I just wish I had found this site before my ex started getting cold and distant, and wanting space. I can honestly say I've never had a relationship before where someone's personality changes like that. Usually, any serious problems that would make you want to leave, pop up a lot earlier. Or I've even seen red flags while dating, that made me walk away. With this guy? Nothing. I was happy as a clam for 6 months and saw nothing that made me want to bail.

So I guess when faced with a situation I'd never encountered before, my anxiety shot up, and I reacted impulsively. I've also never had a guy completely ignore my attempts to contact them for that long--not unless they were with another woman, and I found out later.

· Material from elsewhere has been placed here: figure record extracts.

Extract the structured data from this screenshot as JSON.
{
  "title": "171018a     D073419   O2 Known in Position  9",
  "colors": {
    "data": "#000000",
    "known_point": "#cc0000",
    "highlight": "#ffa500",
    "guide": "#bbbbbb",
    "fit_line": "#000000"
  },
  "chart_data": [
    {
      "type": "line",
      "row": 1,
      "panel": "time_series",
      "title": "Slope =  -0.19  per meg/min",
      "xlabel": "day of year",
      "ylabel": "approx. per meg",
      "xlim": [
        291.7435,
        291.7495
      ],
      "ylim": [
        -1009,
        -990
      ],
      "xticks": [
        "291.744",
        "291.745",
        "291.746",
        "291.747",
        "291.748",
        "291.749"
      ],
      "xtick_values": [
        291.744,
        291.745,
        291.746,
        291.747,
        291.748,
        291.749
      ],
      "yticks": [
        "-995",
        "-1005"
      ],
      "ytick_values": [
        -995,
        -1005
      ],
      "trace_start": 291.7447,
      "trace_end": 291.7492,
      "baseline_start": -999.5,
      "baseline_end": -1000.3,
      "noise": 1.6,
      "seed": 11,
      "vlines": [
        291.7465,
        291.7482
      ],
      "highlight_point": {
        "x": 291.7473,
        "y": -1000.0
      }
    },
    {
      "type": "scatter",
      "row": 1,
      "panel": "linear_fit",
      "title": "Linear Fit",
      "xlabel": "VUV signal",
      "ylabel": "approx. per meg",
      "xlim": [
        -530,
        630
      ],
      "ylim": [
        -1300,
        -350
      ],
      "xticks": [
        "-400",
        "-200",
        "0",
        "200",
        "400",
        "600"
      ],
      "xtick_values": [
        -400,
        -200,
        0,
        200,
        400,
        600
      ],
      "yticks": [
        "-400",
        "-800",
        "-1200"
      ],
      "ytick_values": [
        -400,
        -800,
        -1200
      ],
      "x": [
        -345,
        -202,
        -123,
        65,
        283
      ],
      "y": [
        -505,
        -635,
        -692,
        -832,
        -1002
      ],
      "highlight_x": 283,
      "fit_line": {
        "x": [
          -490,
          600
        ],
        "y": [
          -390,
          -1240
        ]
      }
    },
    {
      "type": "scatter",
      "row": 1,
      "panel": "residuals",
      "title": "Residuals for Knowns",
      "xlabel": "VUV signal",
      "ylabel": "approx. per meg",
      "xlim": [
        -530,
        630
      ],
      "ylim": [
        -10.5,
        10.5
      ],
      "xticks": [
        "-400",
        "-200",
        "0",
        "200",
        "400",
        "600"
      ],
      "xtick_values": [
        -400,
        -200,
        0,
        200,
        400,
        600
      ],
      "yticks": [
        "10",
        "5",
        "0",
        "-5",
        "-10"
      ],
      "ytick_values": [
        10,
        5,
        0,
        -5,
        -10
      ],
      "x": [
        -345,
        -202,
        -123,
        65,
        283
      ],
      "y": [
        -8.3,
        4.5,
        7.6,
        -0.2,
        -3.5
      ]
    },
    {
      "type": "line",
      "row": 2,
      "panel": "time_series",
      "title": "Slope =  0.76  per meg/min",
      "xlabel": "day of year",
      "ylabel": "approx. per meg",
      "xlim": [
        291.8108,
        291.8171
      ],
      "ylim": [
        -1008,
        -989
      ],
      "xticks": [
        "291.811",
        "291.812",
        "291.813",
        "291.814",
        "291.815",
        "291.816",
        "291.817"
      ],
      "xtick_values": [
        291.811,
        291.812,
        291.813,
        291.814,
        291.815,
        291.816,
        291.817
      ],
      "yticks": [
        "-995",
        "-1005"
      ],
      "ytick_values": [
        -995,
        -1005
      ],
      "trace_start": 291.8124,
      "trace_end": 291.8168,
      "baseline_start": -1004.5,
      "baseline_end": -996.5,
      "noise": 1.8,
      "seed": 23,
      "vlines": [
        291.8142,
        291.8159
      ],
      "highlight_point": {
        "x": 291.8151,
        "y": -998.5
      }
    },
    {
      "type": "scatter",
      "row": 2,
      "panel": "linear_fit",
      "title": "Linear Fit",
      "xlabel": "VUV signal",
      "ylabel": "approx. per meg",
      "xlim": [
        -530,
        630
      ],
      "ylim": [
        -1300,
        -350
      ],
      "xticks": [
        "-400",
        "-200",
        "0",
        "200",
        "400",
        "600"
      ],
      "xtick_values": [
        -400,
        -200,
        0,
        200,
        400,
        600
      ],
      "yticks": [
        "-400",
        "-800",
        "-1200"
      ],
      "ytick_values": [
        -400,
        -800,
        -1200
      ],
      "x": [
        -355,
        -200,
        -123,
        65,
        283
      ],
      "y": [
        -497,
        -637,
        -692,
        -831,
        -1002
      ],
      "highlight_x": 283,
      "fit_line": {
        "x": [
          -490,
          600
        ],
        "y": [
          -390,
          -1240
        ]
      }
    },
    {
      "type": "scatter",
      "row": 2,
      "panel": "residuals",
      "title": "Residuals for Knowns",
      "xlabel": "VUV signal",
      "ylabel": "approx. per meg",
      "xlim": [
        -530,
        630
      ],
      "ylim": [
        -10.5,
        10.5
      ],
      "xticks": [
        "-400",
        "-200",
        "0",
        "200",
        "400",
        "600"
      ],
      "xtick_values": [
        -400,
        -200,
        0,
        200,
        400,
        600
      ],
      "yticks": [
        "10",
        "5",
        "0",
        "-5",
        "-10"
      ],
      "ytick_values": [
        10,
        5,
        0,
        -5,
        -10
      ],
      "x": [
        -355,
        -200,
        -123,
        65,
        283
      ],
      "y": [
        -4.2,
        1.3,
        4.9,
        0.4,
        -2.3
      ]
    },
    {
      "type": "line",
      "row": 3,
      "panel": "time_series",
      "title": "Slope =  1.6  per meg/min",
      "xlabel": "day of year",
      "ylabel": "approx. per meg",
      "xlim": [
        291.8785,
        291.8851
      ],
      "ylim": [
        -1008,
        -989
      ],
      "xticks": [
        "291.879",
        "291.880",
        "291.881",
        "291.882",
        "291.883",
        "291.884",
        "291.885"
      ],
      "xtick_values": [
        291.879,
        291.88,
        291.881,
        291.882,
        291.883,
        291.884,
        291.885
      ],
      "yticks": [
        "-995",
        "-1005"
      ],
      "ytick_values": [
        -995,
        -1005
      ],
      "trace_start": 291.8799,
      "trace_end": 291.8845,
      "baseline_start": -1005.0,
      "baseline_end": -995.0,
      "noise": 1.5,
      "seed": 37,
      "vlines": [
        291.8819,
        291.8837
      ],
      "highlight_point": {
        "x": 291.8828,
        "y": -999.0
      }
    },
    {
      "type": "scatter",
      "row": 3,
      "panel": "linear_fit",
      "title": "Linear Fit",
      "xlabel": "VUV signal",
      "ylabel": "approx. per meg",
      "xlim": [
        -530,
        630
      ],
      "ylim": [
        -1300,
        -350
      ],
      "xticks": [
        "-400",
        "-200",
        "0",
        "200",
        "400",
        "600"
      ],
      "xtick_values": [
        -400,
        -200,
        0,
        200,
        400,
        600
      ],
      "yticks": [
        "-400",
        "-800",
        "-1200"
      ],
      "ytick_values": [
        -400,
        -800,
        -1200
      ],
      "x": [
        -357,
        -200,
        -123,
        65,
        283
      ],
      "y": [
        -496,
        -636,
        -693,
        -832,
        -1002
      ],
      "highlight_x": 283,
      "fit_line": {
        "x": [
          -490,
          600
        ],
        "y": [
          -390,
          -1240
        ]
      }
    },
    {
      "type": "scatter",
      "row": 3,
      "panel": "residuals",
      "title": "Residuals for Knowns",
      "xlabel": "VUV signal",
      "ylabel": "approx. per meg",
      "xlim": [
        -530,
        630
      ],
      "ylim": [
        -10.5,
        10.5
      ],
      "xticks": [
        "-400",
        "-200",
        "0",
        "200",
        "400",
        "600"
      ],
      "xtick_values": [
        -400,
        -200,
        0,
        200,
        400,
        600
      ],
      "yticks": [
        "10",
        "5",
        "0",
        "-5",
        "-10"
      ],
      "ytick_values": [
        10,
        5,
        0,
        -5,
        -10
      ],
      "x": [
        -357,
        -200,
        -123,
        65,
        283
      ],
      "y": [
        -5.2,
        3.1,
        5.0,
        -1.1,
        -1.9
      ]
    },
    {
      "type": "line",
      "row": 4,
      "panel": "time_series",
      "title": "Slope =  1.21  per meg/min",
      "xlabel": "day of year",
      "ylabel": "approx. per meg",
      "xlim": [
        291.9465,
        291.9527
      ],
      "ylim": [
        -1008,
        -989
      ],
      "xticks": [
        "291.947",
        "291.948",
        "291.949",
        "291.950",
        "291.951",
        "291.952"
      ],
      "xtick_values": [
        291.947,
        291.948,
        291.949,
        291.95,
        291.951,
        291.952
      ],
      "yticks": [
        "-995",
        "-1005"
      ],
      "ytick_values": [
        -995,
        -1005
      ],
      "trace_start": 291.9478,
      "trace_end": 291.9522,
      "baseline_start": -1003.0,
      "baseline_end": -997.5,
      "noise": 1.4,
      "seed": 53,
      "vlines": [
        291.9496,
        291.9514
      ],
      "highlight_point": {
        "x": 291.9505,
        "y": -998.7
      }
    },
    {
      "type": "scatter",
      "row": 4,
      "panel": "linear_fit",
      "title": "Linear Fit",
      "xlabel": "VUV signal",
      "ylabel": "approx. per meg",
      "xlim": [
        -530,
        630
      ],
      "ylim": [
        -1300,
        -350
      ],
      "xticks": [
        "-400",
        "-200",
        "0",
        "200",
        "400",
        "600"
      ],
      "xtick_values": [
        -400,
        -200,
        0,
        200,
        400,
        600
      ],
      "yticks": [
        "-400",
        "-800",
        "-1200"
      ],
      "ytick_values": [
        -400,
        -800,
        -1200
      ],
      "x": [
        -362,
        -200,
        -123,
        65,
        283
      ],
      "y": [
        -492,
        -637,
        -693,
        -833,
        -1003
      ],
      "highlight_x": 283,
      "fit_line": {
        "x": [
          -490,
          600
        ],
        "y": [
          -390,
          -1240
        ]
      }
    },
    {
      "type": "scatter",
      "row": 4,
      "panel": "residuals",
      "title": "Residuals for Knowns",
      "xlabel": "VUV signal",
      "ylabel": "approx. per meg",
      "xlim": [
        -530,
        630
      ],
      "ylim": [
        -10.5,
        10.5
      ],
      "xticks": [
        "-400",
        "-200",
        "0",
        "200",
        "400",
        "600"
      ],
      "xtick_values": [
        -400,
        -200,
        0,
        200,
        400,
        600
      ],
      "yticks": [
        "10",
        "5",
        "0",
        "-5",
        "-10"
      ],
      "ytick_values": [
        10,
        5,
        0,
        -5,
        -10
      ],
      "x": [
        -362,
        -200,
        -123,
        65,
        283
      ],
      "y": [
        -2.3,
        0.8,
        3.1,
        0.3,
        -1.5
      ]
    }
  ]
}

Had I been here, on this forum, a lot earlier, I would realize why this was happening, and I could have handled it better. Gotten my anxiety under control.

Honestly, he's STILL someone I don't really recognize. I keep thinking about the mixed messages. So sweet to me in person, as I was trying to work things out with him. But then once he was triggered seemingly out of nowhere, after that, the walls came up.

I think he's gonna keep operating under his assumptions about me he made in his re-writing of history, and I will probably never hear from him.

I did send him a text yesterday. But I don't expect a response. In our last IM, he said "I think you're only comfortable with your narrative if someone is a good guy and someone is a bad guy and of course you're the good guy."

I texted him and just said, "is this really what you want? Us closed off from each other with this bad blood btwn us? Our problems had nothing to do with our compatability or how we felt about each other. On both sides, it was all about the past. I wish we could have tried to wk it out instead of running away.

FWIW I NEVER thought of you as a bad guy. Just a wonderful person struggling with some difficult wounds. I wish you could see me as the same."

It was just killing me that he thought I was thinking such horrible things about him. I felt like I had to correct the record. But I'm done contacting him now.